ご あ い さ つ
高齢者の居住移動(高齢人口移動)が大都市圏で増加傾向にあることに着目し、エイジング総合研究センターは、その実態調査研究を行ってきております。当センターがこれまでに行った調査研究は、今回の札幌市を含めて7政令都市と東京都(3区、2市)におけるものですが、高齢人口移動は年々その数、率とも高まっているようです。また、最近になって、大都市圏の自治体では転入超の高齢人口に戸惑う状況もあると仄聞するように、高齢人口移動に社会的関心が寄せられ、当センターの調査研究結果が引用されることも増えております。しかし、この調査研究においては、都市ごとの特性が大きく影響しているため、移動理由となる「健康と生活の維持」(主目的)の関係を除いては共通した事象が少なく、全都市について共通した事項のとりまとめが一概にできかねる状況もあるようです。

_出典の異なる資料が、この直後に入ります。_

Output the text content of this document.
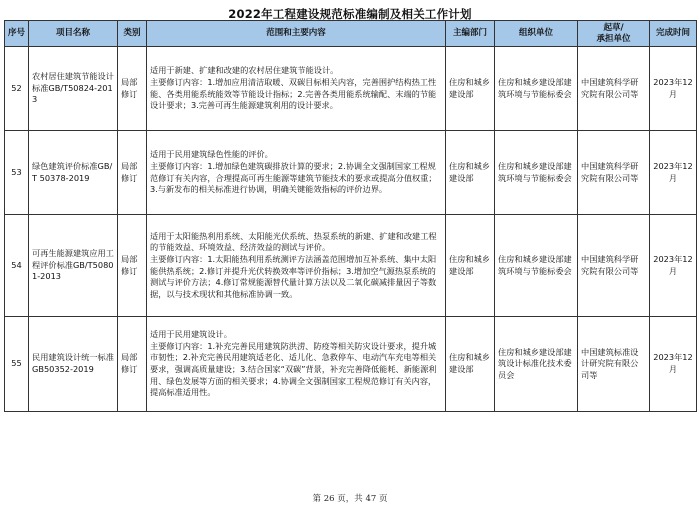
2022年工程建设规范标准编制及相关工作计划
序号	项目名称	类别	范围和主要内容	主编部门	组织单位	起草/
承担单位	完成时间
52	农村居住建筑节能设计标准GB/T50824-2013	局部修订	适用于新建、扩建和改建的农村居住建筑节能设计。
主要修订内容：1.增加应用清洁取暖、双碳目标相关内容，完善围护结构热工性能、各类用能系统能效等节能设计指标；2.完善各类用能系统输配、末端的节能设计要求；3.完善可再生能源建筑利用的设计要求。	住房和城乡建设部	住房和城乡建设部建筑环境与节能标委会	中国建筑科学研究院有限公司等	2023年12月
53	绿色建筑评价标准GB/T 50378-2019	局部修订	适用于民用建筑绿色性能的评价。
主要修订内容：1.增加绿色建筑碳排放计算的要求；2.协调全文强制国家工程规范修订有关内容，合理提高可再生能源等建筑节能技术的要求或提高分值权重；3.与新发布的相关标准进行协调，明确关键能效指标的评价边界。	住房和城乡建设部	住房和城乡建设部建筑环境与节能标委会	中国建筑科学研究院有限公司等	2023年12月
54	可再生能源建筑应用工程评价标准GB/T50801-2013	局部修订	适用于太阳能热利用系统、太阳能光伏系统、热泵系统的新建、扩建和改建工程的节能效益、环境效益、经济效益的测试与评价。
主要修订内容：1.太阳能热利用系统测评方法涵盖范围增加互补系统、集中太阳能供热系统；2.修订并提升光伏转换效率等评价指标；3.增加空气源热泵系统的测试与评价方法；4.修订常规能源替代量计算方法以及二氧化碳减排量因子等数据，以与技术现状和其他标准协调一致。	住房和城乡建设部	住房和城乡建设部建筑环境与节能标委会	中国建筑科学研究院有限公司等	2023年12月
55	民用建筑设计统一标准GB50352-2019	局部修订	适用于民用建筑设计。
主要修订内容：1.补充完善民用建筑防洪涝、防疫等相关防灾设计要求，提升城市韧性；2.补充完善民用建筑适老化、适儿化、急救停车、电动汽车充电等相关要求，强调高质量建设；3.结合国家“双碳”背景，补充完善降低能耗、新能源利用、绿色发展等方面的相关要求；4.协调全文强制国家工程规范修订有关内容，提高标准适用性。	住房和城乡建设部	住房和城乡建设部建筑设计标准化技术委员会	中国建筑标准设计研究院有限公司等	2023年12月
第 26 页，共 47 页
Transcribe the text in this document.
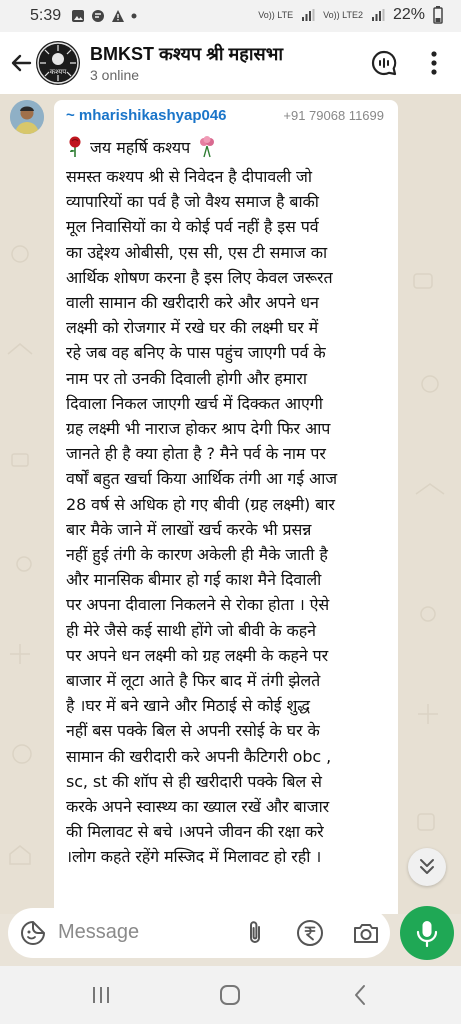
5:39	Vo)) LTE	Vo)) LTE2 22%
कश्यप
BMKST कश्यप श्री महासभा
3 online
~ mharishikashyap046	+91 79068 11699
जय महर्षि कश्यप
समस्त कश्यप श्री से निवेदन है दीपावली जो
व्यापारियों का पर्व है जो वैश्य समाज है बाकी
मूल निवासियों का ये कोई पर्व नहीं है इस पर्व
का उद्देश्य ओबीसी, एस सी, एस टी समाज का
आर्थिक शोषण करना है इस लिए केवल जरूरत
वाली सामान की खरीदारी करे और अपने धन
लक्ष्मी को रोजगार में रखे घर की लक्ष्मी घर में
रहे जब वह बनिए के पास पहुंच जाएगी पर्व के
नाम पर तो उनकी दिवाली होगी और हमारा
दिवाला निकल जाएगी खर्च में दिक्कत आएगी
ग्रह लक्ष्मी भी नाराज होकर श्राप देगी फिर आप
जानते ही है क्या होता है ? मैने पर्व के नाम पर
वर्षों बहुत खर्चा किया आर्थिक तंगी आ गई आज
28 वर्ष से अधिक हो गए बीवी (ग्रह लक्ष्मी) बार
बार मैके जाने में लाखों खर्च करके भी प्रसन्न
नहीं हुई तंगी के कारण अकेली ही मैके जाती है
और मानसिक बीमार हो गई काश मैने दिवाली
पर अपना दीवाला निकलने से रोका होता । ऐसे
ही मेरे जैसे कई साथी होंगे जो बीवी के कहने
पर अपने धन लक्ष्मी को ग्रह लक्ष्मी के कहने पर
बाजार में लूटा आते है फिर बाद में तंगी झेलते
है ।घर में बने खाने और मिठाई से कोई शुद्ध
नहीं बस पक्के बिल से अपनी रसोई के घर के
सामान की खरीदारी करे अपनी कैटिगरी obc ,
sc, st की शॉप से ही खरीदारी पक्के बिल से
करके अपने स्वास्थ्य का ख्याल रखें और बाजार
की मिलावट से बचे ।अपने जीवन की रक्षा करे
।लोग कहते रहेंगे मस्जिद में मिलावट हो रही ।
Message
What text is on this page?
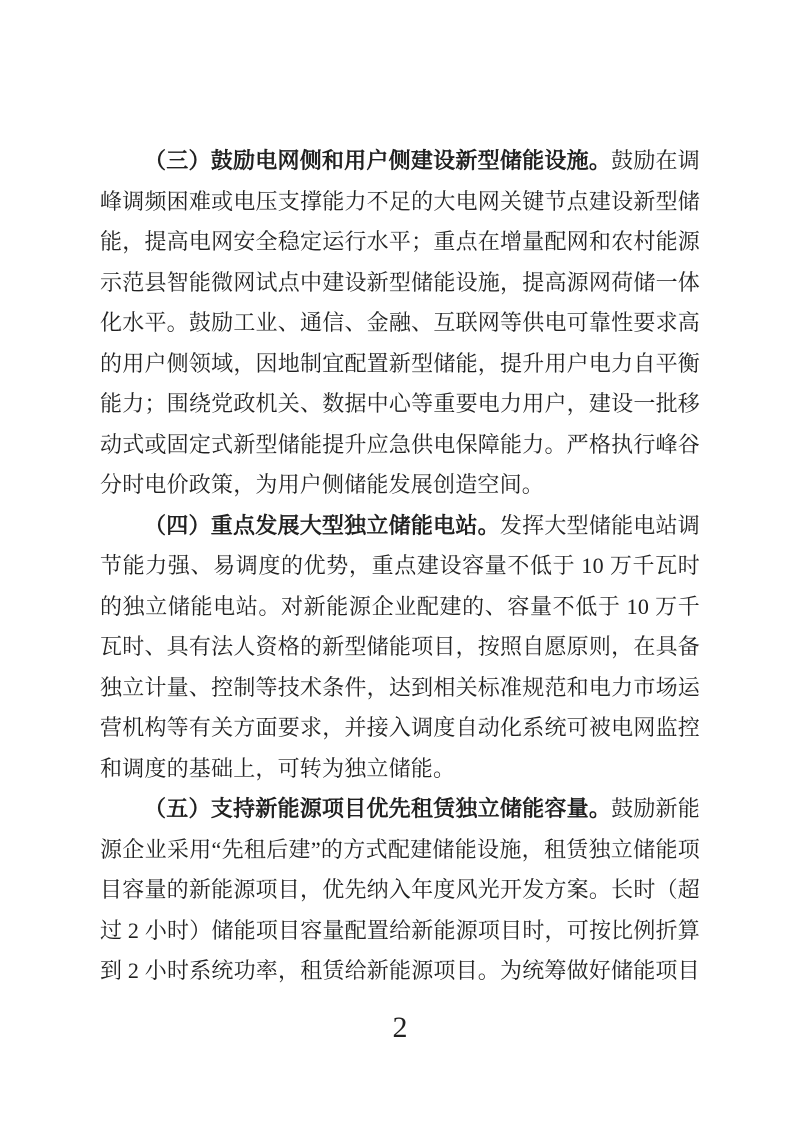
（三）鼓励电网侧和用户侧建设新型储能设施。鼓励在调峰调频困难或电压支撑能力不足的大电网关键节点建设新型储能，提高电网安全稳定运行水平；重点在增量配网和农村能源示范县智能微网试点中建设新型储能设施，提高源网荷储一体化水平。鼓励工业、通信、金融、互联网等供电可靠性要求高的用户侧领域，因地制宜配置新型储能，提升用户电力自平衡能力；围绕党政机关、数据中心等重要电力用户，建设一批移动式或固定式新型储能提升应急供电保障能力。严格执行峰谷分时电价政策，为用户侧储能发展创造空间。

（四）重点发展大型独立储能电站。发挥大型储能电站调节能力强、易调度的优势，重点建设容量不低于 10 万千瓦时的独立储能电站。对新能源企业配建的、容量不低于 10 万千瓦时、具有法人资格的新型储能项目，按照自愿原则，在具备独立计量、控制等技术条件，达到相关标准规范和电力市场运营机构等有关方面要求，并接入调度自动化系统可被电网监控和调度的基础上，可转为独立储能。

（五）支持新能源项目优先租赁独立储能容量。鼓励新能源企业采用“先租后建”的方式配建储能设施，租赁独立储能项目容量的新能源项目，优先纳入年度风光开发方案。长时（超过 2 小时）储能项目容量配置给新能源项目时，可按比例折算到 2 小时系统功率，租赁给新能源项目。为统筹做好储能项目

2
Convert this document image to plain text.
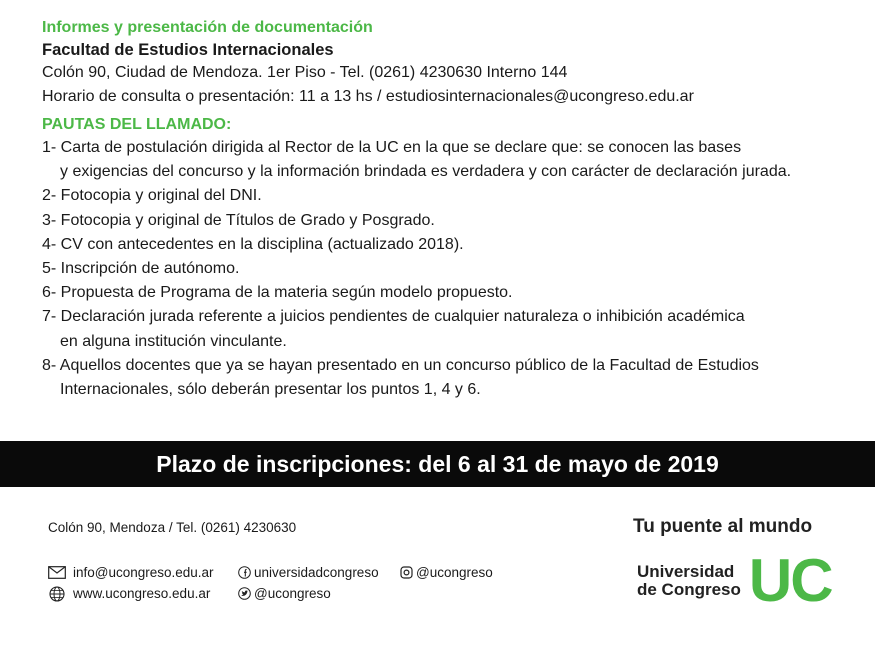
Informes y presentación de documentación
Facultad de Estudios Internacionales
Colón 90, Ciudad de Mendoza. 1er Piso - Tel. (0261) 4230630 Interno 144
Horario de consulta o presentación: 11 a 13 hs / estudiosinternacionales@ucongreso.edu.ar
PAUTAS DEL LLAMADO:
1- Carta de postulación dirigida al Rector de la UC en la que se declare que: se conocen las bases
y exigencias del concurso y la información brindada es verdadera y con carácter de declaración jurada.
2- Fotocopia y original del DNI.
3- Fotocopia y original de Títulos de Grado y Posgrado.
4- CV con antecedentes en la disciplina (actualizado 2018).
5- Inscripción de autónomo.
6- Propuesta de Programa de la materia según modelo propuesto.
7- Declaración jurada referente a juicios pendientes de cualquier naturaleza o inhibición académica
en alguna institución vinculante.
8- Aquellos docentes que ya se hayan presentado en un concurso público de la Facultad de Estudios
Internacionales, sólo deberán presentar los puntos 1, 4 y 6.
Plazo de inscripciones: del 6 al 31 de mayo de 2019
Colón 90, Mendoza / Tel. (0261) 4230630
info@ucongreso.edu.ar	universidadcongreso	@ucongreso
www.ucongreso.edu.ar	@ucongreso
Tu puente al mundo
Universidad
de Congreso UC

この調査研究については、当センターの役員(専門家)を含め、大友篤(日本女子大学人間社会学部教授)、嵯峨座晴夫(早稲田大学人間科学部教授)、清水浩昭(日本大学文理学部教授)等人口学、社会学(家族社会学、等)の専門権威を擁した委員会をもって当たっております。そして、各都市の協力を得て調査を行い、その集計、研究、分析を当センターが行っております。ここに提出する「札幌市高齢移動者実態調査研究」報告書も上記に同じ体制と方式でとり行い、研究結果をとりまとめております。
関係各位のご尽力に対し謝意を表するものです。
最後になりましたが、この「高齢人口移動に関する調査研究」事業に対し、当初よりご理解ある研究支援(補助)を下されている日本財団(日本船舶振興会)に心より感謝申し上げる次第です。